Like all single guys on the subway, men in the publishing industry like to devise, or at least imagine they've devised, strategies for attracting cute women, and for maybe even making these lady strangers do the hard, traditionally-male work of striking up a conversation. Unlike other men, publishing types have access to advance galleys of hot books, and they hope this will give them an edge with New York's many literary babes. The Observer's bookish young Leon Neyfakh made an ernest — eager, even — attempt to prove this hypothesis true, in a story with the hopefully-worded subhead, "Carrying Bolano's 2666 Is Like Driving an Open-Top Porsche." And he found plenty of literary men to agree with that thesis. But the women? Different story.

Novelist (and dude) Nick Antosca, 25, saw a girl reading a galley of a forthcoming book by Chuck Palahniuk, and "I was like, ‘Oh, shit, I want to get that!' I wondered whether she was a reviewer or if she worked at the publishing house."

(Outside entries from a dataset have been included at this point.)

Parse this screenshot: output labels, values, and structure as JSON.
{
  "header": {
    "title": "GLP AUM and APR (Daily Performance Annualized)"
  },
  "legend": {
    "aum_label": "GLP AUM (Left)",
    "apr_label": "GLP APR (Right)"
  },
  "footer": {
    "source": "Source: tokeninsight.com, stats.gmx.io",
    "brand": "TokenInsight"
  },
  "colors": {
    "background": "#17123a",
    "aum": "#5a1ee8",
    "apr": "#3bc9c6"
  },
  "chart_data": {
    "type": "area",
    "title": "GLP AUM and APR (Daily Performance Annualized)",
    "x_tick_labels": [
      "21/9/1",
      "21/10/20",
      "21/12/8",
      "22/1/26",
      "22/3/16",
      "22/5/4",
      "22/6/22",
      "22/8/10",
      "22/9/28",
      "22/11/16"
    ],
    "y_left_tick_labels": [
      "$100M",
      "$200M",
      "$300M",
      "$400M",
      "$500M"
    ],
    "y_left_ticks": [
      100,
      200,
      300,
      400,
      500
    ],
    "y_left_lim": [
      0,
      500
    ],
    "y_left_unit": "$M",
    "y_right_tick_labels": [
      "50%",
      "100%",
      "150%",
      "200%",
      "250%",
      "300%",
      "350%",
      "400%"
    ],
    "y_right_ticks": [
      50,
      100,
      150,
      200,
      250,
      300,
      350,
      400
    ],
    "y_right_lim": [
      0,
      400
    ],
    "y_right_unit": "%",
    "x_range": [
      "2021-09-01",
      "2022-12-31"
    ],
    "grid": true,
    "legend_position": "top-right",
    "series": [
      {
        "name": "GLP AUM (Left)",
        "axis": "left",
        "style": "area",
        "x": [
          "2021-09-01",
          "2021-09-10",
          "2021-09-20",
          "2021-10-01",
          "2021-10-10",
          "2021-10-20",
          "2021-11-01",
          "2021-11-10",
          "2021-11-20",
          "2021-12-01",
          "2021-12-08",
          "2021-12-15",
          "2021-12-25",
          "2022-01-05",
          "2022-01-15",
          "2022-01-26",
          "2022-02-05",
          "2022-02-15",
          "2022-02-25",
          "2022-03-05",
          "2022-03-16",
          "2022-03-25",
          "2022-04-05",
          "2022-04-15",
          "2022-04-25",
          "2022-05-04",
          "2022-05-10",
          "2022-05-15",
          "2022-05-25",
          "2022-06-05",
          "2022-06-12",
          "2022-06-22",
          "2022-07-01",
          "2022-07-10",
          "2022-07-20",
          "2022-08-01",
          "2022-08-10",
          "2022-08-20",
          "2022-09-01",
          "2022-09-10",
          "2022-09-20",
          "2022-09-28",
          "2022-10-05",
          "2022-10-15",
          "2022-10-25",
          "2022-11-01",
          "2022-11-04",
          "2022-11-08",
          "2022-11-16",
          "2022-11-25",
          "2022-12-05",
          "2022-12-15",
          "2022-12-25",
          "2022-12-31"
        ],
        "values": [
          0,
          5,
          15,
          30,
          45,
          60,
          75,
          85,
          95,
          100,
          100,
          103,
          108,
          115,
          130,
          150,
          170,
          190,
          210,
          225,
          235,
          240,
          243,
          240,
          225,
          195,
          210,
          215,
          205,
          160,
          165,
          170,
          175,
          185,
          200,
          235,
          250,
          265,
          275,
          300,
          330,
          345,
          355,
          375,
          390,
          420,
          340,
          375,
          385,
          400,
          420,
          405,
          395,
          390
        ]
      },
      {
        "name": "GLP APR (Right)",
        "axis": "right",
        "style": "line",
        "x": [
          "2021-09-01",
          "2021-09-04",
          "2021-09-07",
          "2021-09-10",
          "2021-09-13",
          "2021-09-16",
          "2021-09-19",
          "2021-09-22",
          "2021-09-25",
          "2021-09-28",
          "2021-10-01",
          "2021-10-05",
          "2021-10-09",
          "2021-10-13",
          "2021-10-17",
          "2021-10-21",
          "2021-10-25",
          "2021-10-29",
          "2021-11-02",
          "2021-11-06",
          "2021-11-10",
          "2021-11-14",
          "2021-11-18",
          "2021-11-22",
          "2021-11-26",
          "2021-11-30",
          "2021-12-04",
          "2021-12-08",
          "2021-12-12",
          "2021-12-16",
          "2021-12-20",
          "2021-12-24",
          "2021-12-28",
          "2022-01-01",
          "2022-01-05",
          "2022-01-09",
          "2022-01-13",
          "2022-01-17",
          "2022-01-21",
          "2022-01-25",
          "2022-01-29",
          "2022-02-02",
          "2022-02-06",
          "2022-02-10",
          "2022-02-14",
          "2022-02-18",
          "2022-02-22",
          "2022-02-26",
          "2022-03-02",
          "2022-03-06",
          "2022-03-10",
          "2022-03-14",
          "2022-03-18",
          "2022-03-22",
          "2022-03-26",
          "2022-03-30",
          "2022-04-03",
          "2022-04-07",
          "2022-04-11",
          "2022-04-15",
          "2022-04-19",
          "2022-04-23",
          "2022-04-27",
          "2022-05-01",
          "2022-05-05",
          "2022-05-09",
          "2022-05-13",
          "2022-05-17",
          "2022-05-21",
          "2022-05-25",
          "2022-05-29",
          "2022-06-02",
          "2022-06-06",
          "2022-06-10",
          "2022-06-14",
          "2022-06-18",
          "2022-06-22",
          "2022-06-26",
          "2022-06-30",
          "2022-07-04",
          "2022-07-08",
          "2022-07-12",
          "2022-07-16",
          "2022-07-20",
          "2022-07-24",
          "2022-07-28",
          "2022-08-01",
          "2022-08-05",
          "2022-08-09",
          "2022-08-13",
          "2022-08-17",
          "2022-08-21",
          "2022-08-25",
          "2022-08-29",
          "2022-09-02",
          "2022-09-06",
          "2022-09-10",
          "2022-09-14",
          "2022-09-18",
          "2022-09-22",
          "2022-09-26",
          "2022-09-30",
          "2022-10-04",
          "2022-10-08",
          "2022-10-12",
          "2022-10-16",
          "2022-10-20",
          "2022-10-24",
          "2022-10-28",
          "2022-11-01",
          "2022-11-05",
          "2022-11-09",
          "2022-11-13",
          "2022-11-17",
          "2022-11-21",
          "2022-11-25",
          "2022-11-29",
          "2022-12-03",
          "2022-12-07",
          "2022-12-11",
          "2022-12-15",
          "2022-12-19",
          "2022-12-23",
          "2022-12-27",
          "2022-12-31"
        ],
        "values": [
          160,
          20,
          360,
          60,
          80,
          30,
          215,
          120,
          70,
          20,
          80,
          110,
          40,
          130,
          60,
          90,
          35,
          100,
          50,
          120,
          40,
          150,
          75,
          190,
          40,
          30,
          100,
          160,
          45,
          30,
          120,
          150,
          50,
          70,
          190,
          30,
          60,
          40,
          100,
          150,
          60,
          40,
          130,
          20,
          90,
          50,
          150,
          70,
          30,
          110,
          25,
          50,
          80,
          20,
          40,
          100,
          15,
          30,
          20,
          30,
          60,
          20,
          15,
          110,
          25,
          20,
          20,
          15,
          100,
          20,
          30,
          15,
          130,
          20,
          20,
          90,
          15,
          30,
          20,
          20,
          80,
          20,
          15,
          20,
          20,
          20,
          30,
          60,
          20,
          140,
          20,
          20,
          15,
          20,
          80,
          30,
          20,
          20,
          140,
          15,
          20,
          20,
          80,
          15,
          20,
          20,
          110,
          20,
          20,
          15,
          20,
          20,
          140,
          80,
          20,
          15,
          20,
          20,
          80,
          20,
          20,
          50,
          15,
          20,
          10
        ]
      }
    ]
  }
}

Another man, former literary editor Tom Meaney, claims carrying a galley three months before publication is hotter than "the right jeans or the right purse or whatever... it's just an incredible selective object."

But the women, not so m... oh wait, here's one who is totally into galleys! "Reading galleys on the subway is the closest the publishing industry comes to having a standardized mating call" said Karan Mahajan! Score! But the spelling is a little funny there... Wikipedia... ya, that's actually a guy.

Real women are polite, but unimpressed. Liz Maples, an assistant editor at a Farra, Straus & Giroux imprint, told the Observer she actively hides, on the subway, any reading material that gives away her status as a publishing insider, because she doesn't like being approached by strangers.

And then there's editorial assistant Ali Heifetz, at Norton:

"If and when [I saw] a cute dude reading a galley on the train," she said, "he would be more attractive to me than same dude not reading a galley.
But less attractive than the same dude carrying a guitar case."

D'oh. But you know what? When the right girl comes along, she'll totally be impressed with your advance gallery. So keep carrying them around, publishing types, and holding them visibly at important mixers, just in case. But also try initiating conversations yourself, on even the barest of pretenses. Like, say, of writing a trend piece on literary hookups!